IL CASO DI TOMMASO VINCENTI – In tutto questo la moglie, dipendente pubblica e vivente nella casa coniugale, oltre a possedere altri appartamenti e terreni, riceve il sussidio dal marito piccolo commerciante con la complicità del magistrato che ha riferito all’uomo redditi extra mai esistiti. Tutta colpa di un pregiudizio quindi, secondo lui. Ed è per questo che ha presentato ricorso al Csm. Una storia come tante, come quella di Tommaso Vincenti, il quale fu al centro di uno spinoso caso internazionale per via dell’affidamento delle figlie ottenuto in Italia con le bambine portate via dalla madre con la scusa di una vacanza in Australia, a Brisbane.

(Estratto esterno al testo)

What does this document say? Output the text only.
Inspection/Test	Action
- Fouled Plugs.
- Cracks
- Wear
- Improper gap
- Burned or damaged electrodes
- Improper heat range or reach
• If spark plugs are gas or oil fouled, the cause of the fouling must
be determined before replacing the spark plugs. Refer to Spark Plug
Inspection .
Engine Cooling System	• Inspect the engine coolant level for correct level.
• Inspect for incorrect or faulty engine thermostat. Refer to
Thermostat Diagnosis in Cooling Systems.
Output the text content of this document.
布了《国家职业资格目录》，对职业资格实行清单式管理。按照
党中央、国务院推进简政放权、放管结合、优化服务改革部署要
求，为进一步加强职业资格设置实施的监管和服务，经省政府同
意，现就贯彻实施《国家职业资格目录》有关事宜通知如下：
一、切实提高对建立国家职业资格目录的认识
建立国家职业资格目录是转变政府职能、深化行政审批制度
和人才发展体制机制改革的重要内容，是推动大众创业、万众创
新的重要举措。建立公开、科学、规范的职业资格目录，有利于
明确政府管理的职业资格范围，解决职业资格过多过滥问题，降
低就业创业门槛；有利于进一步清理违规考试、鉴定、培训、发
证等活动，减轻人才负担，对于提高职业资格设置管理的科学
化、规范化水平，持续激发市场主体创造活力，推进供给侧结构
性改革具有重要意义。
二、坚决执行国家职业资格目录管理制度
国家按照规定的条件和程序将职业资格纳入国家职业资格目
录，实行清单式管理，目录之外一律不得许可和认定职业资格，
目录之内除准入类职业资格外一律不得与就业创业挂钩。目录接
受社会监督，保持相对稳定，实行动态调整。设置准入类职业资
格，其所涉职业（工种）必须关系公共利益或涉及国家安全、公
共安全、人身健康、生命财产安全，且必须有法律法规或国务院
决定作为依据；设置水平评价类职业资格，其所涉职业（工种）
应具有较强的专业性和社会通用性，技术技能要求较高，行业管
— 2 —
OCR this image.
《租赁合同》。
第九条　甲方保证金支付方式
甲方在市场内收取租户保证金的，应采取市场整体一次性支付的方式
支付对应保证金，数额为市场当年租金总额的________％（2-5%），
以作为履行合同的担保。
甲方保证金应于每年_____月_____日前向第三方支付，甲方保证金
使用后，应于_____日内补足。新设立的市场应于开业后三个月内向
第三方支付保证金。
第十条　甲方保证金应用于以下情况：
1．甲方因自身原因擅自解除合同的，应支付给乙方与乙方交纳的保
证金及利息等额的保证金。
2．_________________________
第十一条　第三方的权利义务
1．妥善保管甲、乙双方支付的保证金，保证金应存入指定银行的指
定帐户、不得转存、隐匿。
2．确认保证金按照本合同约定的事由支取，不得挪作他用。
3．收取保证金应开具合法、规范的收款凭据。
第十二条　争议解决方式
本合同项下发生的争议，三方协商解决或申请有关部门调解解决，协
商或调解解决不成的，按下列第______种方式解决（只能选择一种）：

VIOLAZIONE DEL DIRITTO INTERNAZIONALE – L’uomo si è trovato costretto ad affrontare un lungo ed estenuante percorso, del quale abbiamo parlato all’epoca dei fatti. La convenzione internazionale dell’Aja ha stabilito che in caso di disputa tra genitori di diversa nazionalità i bambini devono sottostare alla legge del paese di nascita, in questo caso l’Italia. La donna invece si è rivolta fino all’alta corte di Canberra chiedendo che le piccole restassero con lei in quanto cittadine australiane. Alla fine fu Laura Garnett, la madre, a perdere la battaglia visto che il tribunale stabilì che le bimbe sarebbero dovute tornare in Italia come previsto dalle convenzioni internazionali. Prima però vennero prelevate dalla polizia australiana e messe in un posto sicuro per evitare che venissero nuovamente nascoste.

I NUMERI DELL’AFFIDAMENTO IN ITALIA – L’Istat ci ricorda che fino al 2005 ha prevalso l’affidamento esclusivo alla madre mentre dal 2006 in poi, grazie all’affidamento condiviso previsto dalla legge 54, l’86,2 per cento dei casi ha visto lo sviluppo di questa nuova soluzione mentre il 12,2 per cento dei casi ha visto l’affidamento congiunto della madre. Il resto, ovvero l’1,6 per cento dei casi, ha visto prevalere i padri o l’affidamento a soggetti terzi. Questi sono numeri, a dimostrazione che la giurisprudenza preferisce o una soluzione congiunta o la vita con la madre.

LO STATO DEVE AGIRE – Ma spesso capita che per via di vecchi rancori o di indicazioni da parte degli avvocati. A quel punto deve intervenire lo Stato che deve garantire in maniera tempestiva ed efficace l’affermazione della legge. E’ una questione di uguaglianza e di rispetto senza che vi sia un sostegno da una parte o da un’altra. La sentenza della corte europea di Strasburgo probabilmente farà giurisprudenza o forse resterà un caso isolato. Vedremo in futuro. Ma lo Stato deve fare di più, questo è l’auspicio dell’Europa e sicuramente delle migliaia di padri separati che aspettano che qualcuno senta la loro voce.